La tierra se había ablandado hasta hacerse pantanosa. Los árboles hundían sus troncos en agua, los senderos habían desaparecido, y el agua seguía subiendo. Lo que una vez fue un campamento que abarcaba una considerable extensión de la ribera de la laguna ya no era más que una estrecha isla: nuestra cabaña en una barra de fango. Más de un arroyo se había abierto camino por las márgenes de la laguna. En el laberinto de cenagosos canales no se veía un alma. Los pájaros volaban a nuestro alrededor. Padre los maldecía desde la cabaña ladeada. Quería matarlos a todos. Decía que el mundo se había ahogado.
Hizo una lista de cosas que necesitábamos: cadenas, poleas, abrazaderas para una rueda de paletas y pedales, madera para pasarelas, lona, más semillas, cámaras de neumático, tiras de latón, tela metálica, sal.
—¿Semillas? —dijo Madre—. ¡Si no hay dónde plantarlas!
—Hidropónica —dijo Padre—. Cultivadas en agua.
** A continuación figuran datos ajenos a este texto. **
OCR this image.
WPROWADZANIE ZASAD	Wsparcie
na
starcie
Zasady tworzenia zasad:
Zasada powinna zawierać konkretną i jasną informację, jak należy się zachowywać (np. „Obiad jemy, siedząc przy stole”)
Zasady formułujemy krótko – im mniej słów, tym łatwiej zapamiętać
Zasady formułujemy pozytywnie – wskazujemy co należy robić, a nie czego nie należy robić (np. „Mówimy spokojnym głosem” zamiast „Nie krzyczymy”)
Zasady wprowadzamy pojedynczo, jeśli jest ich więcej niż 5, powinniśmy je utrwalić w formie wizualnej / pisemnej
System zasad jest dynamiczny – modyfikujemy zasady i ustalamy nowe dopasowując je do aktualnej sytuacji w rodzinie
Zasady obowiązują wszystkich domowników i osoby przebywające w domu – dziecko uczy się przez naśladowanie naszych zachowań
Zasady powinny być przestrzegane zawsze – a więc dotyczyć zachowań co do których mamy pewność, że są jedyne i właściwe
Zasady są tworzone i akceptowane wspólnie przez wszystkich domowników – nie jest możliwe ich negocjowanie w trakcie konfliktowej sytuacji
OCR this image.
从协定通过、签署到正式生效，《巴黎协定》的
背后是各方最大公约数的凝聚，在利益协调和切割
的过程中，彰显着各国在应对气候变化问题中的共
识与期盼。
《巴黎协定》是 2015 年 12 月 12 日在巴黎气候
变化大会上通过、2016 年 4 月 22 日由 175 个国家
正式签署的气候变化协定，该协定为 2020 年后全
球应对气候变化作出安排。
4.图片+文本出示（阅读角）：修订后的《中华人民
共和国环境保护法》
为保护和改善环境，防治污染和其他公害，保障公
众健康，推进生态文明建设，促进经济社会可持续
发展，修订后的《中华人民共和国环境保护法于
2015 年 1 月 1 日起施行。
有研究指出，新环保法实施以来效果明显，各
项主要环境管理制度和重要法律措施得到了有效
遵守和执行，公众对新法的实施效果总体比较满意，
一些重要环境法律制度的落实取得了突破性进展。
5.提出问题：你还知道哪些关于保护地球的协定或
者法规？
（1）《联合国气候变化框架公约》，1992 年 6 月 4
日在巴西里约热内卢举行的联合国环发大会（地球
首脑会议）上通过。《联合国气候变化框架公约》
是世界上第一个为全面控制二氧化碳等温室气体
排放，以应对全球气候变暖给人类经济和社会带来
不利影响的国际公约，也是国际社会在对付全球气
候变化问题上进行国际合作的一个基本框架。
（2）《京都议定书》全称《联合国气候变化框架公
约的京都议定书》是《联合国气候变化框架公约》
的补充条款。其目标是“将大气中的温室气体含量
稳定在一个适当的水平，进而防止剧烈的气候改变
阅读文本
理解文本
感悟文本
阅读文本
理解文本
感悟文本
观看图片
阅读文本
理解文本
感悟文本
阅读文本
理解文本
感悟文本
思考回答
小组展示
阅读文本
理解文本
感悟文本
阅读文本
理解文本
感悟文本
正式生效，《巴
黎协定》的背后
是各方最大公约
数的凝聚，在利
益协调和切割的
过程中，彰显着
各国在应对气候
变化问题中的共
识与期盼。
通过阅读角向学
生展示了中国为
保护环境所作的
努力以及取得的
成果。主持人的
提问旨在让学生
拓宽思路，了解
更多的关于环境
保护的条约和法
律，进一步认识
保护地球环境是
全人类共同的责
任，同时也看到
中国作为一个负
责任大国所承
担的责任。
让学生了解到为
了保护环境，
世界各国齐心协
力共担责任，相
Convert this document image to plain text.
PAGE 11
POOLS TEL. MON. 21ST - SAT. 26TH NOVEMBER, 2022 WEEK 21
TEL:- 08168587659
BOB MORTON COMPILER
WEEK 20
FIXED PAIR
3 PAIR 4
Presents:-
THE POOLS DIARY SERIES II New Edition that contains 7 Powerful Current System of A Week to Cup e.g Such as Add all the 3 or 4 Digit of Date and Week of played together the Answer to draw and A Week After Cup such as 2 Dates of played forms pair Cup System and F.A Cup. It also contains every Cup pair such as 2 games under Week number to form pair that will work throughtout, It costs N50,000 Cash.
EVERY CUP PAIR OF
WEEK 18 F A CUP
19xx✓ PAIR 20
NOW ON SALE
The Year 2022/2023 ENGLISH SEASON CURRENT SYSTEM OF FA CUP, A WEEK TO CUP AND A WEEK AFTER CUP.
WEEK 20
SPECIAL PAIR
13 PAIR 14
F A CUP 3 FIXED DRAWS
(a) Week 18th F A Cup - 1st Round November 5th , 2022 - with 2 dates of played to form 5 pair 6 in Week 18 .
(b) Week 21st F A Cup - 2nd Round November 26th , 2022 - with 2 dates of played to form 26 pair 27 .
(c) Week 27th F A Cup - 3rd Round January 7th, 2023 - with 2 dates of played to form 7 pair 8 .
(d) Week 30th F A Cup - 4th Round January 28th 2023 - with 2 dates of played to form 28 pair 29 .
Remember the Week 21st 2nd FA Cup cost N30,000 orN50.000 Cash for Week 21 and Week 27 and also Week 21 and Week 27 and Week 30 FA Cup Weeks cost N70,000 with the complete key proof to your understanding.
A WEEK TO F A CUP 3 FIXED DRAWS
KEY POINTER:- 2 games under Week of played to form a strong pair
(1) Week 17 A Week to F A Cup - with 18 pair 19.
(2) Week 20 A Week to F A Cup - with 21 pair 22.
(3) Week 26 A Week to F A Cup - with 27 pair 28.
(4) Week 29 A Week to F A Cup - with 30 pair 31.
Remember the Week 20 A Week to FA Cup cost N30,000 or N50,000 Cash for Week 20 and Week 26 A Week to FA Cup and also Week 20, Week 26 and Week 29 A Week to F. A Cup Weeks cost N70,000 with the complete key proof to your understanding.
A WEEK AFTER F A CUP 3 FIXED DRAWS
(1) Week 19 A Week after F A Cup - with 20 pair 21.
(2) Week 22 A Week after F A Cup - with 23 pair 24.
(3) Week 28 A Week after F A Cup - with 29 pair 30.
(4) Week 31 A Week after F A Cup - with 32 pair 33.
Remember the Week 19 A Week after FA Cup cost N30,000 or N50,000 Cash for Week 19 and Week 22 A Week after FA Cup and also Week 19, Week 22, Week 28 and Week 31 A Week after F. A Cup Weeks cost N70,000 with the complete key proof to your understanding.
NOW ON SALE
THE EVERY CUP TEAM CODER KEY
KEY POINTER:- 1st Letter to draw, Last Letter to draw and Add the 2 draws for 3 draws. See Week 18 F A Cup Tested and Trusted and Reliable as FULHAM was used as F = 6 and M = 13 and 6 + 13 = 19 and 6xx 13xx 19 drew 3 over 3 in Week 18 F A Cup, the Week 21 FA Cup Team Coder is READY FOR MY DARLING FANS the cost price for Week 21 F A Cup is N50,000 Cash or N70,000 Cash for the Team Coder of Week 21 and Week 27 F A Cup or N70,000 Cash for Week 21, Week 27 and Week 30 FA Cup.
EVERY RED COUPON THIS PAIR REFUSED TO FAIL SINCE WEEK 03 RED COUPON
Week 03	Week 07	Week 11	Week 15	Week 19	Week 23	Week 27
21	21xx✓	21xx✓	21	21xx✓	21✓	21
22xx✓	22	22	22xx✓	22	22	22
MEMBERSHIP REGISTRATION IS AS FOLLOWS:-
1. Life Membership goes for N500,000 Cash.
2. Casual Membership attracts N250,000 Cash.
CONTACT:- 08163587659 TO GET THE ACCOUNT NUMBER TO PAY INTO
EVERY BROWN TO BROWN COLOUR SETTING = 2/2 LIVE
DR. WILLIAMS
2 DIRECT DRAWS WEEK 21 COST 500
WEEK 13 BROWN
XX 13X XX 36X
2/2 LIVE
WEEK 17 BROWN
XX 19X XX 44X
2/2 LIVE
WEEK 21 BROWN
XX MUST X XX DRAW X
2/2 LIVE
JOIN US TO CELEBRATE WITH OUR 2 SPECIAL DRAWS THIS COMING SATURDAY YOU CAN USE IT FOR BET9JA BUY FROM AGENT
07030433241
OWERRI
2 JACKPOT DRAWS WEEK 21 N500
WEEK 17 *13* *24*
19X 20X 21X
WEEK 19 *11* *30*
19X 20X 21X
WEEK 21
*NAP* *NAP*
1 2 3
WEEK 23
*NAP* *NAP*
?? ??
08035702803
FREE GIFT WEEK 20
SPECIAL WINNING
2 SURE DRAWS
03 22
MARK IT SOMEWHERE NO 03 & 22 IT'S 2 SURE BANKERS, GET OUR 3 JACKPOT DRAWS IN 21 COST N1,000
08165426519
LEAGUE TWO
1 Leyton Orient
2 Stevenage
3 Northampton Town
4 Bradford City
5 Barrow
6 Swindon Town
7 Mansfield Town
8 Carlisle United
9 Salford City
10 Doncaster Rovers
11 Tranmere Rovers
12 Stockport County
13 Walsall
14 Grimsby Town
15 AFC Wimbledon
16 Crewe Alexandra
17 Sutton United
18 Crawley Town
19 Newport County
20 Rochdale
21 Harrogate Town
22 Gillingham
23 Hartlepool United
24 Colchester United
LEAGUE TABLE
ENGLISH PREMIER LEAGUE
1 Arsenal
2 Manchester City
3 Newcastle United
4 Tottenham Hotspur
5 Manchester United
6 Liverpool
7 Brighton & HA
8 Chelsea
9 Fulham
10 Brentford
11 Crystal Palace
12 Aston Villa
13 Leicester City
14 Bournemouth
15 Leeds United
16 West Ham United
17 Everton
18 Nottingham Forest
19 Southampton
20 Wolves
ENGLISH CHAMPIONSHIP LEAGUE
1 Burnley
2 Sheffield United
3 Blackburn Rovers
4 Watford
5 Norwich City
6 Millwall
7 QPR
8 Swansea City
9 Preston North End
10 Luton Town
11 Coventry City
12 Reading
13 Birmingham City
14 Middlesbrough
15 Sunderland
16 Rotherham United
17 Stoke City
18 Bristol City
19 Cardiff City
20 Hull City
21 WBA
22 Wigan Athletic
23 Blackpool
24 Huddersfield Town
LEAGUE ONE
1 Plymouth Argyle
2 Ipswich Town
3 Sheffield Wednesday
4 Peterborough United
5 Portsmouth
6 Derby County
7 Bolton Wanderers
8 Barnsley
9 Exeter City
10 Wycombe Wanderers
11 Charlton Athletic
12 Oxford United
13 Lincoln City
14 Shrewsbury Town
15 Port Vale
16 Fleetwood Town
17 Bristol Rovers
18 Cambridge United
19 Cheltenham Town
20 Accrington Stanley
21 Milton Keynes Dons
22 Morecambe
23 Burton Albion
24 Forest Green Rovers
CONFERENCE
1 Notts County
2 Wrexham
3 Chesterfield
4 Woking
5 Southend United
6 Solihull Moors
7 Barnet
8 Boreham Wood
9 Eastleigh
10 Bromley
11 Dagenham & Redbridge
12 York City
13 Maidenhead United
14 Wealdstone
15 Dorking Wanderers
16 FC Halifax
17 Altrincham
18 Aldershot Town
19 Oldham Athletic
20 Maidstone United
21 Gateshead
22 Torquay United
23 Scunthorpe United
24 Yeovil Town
Piénsalo.
Dijo que estaba seguro de que la mayor parte de las cosas que necesitábamos estarían tiradas en la playa al lado de Mocobila. Tan pronto como la lluvia amainara pensaba hacer una salida en la piragua para echar un vistazo a la Costa de los Mosquitos.
—¿Y si nos morimos? —preguntó April.
—Hay cosas peores.
—¿Qué es peor que morirse? —dijo Clover.
—Convertirse en carroñeros. —Padre golpeó su lista con la palma de la mano—. Ya está empezando a ocurrir. Yo he robado este papel, he robado este lápiz. Pero yo no necesito estas porquerías. Vosotros sí.
—A lo mejor envían un destacamento a buscarnos —dijo Clover.
—¿Quién?
—La gente.
—¿Qué gente? ¿Crees que ahí abajo hay un guardacostas esperando que lancemos señales de alarma? ¿Destacamentos con gabardina buscándonos? No... todos han sido torpedeados. Créeme, Bollito, somos los últimos que quedamos.
—Allie —dijo Madre— ¿por qué no nos vamos todos juntos? Podríamos bajar por el riachuelo, podríamos...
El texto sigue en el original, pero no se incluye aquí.